This, although but left-handed and imperfect revenge, accorded with the ideas and practices of the governing class. The grievances of the judge and the lieutenant, if they had any, were against Mr. Mercado; they evened the score by striking not at him but at his wife. Incomprehensible or almost insane as this will seem to a healthier sense of honor, it was a custom of which we shall find other and more painful instances. Suppose the governing class, or a member of it, to believe the much cherished supremacy of the white race to demand that an example be made of an offending native. No nice discrimination was deemed necessary. If the offender was not available, retribution could still be inflicted upon the offender’s wife, or upon his children or even upon his brother-in-law or his great aunt, if he had no children, or if his wife was not within striking distance. In fairness to the Spaniards we are to note that this singular reversion was not a product of nationality but of geography; many a man defended vicarious vengeance in the Philippines that would have scorned it in Spain, so wonderful are the moral idiocies into which imperialism drives us.

Mrs. Mercado was ordered from her home to the prison at Santa Cruz, the provincial capital, at the other side of the lake. Ordinarily, traffic with Calamba was by steamer; but a road, rough and ill made, led along the shore. The more to taste the pleasures of [[10]]his revenge, the judge ordered Mrs. Mercado to be conducted by this road and on foot; that is to say, about twenty miles and in the sun.

It will later appear in this narrative that she was no ordinary woman; she came from a household that believed in liberty; she seems to have had a lofty spirit and a certain dignified self-mastery not rare among Filipino women. All about that part of the province she was known for her charities and good neighborliness. Her compatriots liked her. When, therefore, trudging along the shore road under the custody of a guard, she came at the evening of the first day to a village, she was received by its inhabitants with outpourings of sympathy and an invitation to lodge at the best house in the place instead of the village lockup as the judge had thoughtfully intended. She accepted the invitation; but with insatiable malice he had followed to see how his orders were obeyed. When he found the prisoner well bestowed instead of undergoing the miseries of the filthy prison, a madness of rage came upon him. He broke down the door of the house where his victim was sheltered, and, judge as he was, hesitated not to assault with his cane both the unlucky guard that had shown her lenity and the owner of the house that had received her.[6]

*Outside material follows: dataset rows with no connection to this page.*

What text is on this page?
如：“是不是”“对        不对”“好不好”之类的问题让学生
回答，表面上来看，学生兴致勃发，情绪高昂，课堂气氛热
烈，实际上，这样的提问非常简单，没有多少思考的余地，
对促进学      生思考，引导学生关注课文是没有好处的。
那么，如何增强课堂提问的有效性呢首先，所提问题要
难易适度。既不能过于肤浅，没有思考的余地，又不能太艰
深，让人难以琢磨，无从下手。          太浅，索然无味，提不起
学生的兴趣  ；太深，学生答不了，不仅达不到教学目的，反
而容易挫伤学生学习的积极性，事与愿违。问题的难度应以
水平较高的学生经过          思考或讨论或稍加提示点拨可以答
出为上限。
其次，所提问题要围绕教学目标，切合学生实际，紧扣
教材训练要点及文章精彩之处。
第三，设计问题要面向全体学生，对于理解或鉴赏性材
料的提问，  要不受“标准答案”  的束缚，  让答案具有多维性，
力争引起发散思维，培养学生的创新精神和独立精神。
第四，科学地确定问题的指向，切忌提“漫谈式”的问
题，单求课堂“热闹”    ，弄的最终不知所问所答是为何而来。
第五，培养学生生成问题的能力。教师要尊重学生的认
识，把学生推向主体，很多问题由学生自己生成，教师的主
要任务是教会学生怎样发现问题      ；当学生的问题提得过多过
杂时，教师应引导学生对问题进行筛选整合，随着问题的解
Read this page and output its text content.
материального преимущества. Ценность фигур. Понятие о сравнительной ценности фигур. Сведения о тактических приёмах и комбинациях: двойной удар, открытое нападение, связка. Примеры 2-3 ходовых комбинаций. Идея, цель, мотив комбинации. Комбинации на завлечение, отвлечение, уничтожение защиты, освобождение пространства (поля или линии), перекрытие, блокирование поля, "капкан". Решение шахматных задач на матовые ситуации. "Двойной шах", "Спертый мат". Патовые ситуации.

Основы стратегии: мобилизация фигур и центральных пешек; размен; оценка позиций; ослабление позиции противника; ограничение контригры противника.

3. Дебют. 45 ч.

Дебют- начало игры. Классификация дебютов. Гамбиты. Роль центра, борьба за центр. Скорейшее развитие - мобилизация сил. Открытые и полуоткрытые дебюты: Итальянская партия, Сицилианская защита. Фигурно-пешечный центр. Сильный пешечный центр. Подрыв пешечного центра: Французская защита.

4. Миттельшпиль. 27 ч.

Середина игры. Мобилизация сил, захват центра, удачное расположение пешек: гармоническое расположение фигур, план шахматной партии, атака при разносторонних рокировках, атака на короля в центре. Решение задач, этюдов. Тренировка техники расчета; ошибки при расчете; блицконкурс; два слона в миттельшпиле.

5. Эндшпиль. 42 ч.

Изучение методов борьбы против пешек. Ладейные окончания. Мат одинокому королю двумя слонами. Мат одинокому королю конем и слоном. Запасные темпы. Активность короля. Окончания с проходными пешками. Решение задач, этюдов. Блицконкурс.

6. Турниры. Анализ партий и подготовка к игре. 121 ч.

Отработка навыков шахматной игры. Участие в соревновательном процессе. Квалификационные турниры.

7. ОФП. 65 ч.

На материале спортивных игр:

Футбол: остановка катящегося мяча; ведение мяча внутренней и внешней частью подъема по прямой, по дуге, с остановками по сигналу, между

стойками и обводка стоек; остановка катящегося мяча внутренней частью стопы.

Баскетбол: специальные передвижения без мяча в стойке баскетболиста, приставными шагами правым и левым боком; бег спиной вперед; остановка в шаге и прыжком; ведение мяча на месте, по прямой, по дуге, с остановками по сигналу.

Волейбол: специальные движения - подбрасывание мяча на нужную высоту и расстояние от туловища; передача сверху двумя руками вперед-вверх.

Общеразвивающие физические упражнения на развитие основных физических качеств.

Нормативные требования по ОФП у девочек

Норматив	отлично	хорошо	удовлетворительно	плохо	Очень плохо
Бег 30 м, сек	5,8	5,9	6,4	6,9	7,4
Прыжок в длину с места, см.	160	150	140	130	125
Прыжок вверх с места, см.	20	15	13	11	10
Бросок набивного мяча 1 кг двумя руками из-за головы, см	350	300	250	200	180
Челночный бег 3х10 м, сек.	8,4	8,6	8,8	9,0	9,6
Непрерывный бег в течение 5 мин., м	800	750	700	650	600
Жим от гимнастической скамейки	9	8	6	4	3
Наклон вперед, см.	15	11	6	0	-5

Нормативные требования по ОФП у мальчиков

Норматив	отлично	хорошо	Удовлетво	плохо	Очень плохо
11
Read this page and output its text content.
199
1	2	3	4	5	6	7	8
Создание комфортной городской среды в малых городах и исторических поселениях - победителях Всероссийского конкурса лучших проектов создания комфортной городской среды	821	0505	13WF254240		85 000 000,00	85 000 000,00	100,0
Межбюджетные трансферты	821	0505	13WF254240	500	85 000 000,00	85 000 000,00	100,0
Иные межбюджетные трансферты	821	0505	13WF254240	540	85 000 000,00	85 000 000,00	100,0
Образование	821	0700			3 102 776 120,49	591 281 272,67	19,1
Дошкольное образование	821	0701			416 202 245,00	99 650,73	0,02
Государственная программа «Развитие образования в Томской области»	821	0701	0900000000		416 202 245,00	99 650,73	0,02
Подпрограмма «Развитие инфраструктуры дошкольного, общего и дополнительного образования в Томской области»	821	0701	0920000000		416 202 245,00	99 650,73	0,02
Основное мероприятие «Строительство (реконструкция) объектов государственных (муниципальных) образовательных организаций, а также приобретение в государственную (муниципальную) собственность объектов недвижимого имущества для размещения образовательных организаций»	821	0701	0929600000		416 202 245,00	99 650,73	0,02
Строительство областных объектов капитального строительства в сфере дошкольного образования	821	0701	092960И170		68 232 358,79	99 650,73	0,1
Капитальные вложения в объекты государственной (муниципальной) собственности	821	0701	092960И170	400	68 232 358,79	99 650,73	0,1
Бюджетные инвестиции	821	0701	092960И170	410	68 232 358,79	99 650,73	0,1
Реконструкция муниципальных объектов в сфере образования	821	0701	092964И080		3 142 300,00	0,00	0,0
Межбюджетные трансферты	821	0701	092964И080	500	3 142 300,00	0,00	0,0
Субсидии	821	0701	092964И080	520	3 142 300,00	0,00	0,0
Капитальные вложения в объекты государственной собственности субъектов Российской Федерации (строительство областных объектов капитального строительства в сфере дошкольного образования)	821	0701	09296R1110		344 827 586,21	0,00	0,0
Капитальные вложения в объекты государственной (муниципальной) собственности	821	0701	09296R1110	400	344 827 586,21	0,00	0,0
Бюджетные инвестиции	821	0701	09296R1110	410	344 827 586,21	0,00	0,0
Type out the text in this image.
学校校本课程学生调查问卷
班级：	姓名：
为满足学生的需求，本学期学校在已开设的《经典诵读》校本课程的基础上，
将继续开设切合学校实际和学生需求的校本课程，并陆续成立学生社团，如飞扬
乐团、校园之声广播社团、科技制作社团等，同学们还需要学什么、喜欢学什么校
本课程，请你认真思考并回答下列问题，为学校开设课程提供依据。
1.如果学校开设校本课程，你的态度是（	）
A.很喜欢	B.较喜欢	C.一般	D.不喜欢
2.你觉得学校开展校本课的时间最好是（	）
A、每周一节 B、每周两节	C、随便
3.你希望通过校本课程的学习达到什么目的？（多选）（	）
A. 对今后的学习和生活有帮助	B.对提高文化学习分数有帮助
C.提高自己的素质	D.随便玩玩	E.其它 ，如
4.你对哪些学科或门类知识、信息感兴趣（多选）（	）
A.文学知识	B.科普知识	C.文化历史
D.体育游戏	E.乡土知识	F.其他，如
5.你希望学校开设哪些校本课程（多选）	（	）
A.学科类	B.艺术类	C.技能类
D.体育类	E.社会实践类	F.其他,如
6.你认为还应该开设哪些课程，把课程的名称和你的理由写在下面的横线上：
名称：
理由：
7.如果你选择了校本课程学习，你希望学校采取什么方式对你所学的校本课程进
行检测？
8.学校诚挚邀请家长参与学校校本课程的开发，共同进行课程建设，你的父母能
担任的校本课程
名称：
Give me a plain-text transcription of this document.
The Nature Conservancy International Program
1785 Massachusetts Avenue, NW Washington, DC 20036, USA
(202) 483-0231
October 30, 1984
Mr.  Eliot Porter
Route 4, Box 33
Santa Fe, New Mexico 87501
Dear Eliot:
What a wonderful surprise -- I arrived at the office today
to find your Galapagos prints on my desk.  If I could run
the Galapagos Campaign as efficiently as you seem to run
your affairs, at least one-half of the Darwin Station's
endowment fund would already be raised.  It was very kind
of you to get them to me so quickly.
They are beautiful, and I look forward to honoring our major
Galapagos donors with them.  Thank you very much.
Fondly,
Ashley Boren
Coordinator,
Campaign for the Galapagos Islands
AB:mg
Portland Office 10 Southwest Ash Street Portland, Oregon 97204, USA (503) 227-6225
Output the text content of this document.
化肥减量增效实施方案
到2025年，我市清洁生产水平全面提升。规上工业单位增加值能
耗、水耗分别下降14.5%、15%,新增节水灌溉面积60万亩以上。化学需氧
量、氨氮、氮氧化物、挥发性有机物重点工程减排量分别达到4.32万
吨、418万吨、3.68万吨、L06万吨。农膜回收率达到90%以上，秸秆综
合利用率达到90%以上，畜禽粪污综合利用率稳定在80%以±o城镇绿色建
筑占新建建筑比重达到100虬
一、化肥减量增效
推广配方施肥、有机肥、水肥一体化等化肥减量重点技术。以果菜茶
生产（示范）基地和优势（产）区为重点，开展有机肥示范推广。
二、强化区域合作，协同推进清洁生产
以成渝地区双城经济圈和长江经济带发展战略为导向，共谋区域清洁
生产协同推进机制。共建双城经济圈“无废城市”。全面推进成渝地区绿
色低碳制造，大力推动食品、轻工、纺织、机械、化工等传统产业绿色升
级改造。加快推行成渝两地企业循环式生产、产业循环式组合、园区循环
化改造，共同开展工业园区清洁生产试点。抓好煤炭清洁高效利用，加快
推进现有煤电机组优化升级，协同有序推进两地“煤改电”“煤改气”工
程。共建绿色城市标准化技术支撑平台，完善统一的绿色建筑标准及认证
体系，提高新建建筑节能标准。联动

He was as merciful as the judicial system he adorned; as intelligent and as well ordered. One of the least of its offenses was that this same hedge-row magistrate, at whose order she had been arrested to gratify his spite, was also to be the prosecuting attorney, [[11]]when she should be brought to trial, and the judge before whom her fate should be decided. Mr. Mercado, meanwhile, had been putting forth every peaceful means to rescue his wife from this disaster. He had secured an attorney, who now presented a petition that her case should not be allowed to come before a judge so manifestly prejudiced against her. While Mrs. Mercado lay in jail, this appeal went before the supreme court, which sustained it and ordered the prisoner’s release. Before she could be set free the unjust judge brought a new charge against her, that her petition alleging prejudice on his part constituted contempt of court.

On this she continued to be a prisoner until another appeal could be made to the supreme assize. When it had been reached and argued, Dogberry wisdom seated upon this august bench upheld the court below and found that such a petition was indeed contempt. How, that being the case, a prisoner could ever escape from a court or judge manifestly hostile to her, these eminent authorities did not suggest. But as Mrs. Mercado had already been in jail much longer than the term of the sentence passed upon her for contempt, they ordered her liberation.

It was now to be supposed that the end of this business had been reached, vengeance had been satisfied, the crime of not feeding the lieutenant’s horse had been atoned for, and the woman might return to her family. Not in the Philippines, certainly. Before the prison doors could open, a new charge was brought against her. [[12]]

She was alleged by the judge-prosecutor-tribunal to have committed theft.[7]

Here is an incident luminous upon the society of that day and region; we had better pursue it. All this time, Mrs. Mercado’s half-brother, José Alberto, the engineer, whose unfortunate marriage had wrought so much of trouble, had been a prisoner in the same jail, similarly beset with accusing inventions. He had a moderate fortune; therefore the story went around that he had much money concealed about him. The scent of the peso was ever strong in the nostrils of the jail officials and court attendants. When the gold could not be found in José Alberto’s cell, the searchers for it reasonably concluded that the half-sister must have taken it, possibly by means of an astral presence or through some form of witchcraft.

For this rank imagining there was even less of basis than there had been for the conspiracy charge; yet it was months in falling apart. When it had dissolved in its own absurdity another quite as unfounded took its place. Justice à la espagnole—in the Philippines. Two years passed in these futilities. It was apparently the purpose of the authorities to keep their helpless victim in prison the rest of her life.

From such a fate she was now rescued by another incident not less than her imprisonment typical of misgovernment under which the country groaned. The governor-general of all the Philippines, representative in his single person of the might and majesty of Spain, [[13]]came to Calamba on a tour. Among the entertainments offered in his honor was dancing by children. One of the little girls by her grace and beauty particularly won the governor-general’s applause. He asked her what he could do for her. She said he could release her mother from prison. She was Mrs. Mercado’s daughter, and by this detour and purified recrudescence of Salome and Herod was Mrs. Mercado snatched at last from her persecutors and got again to her home.[8]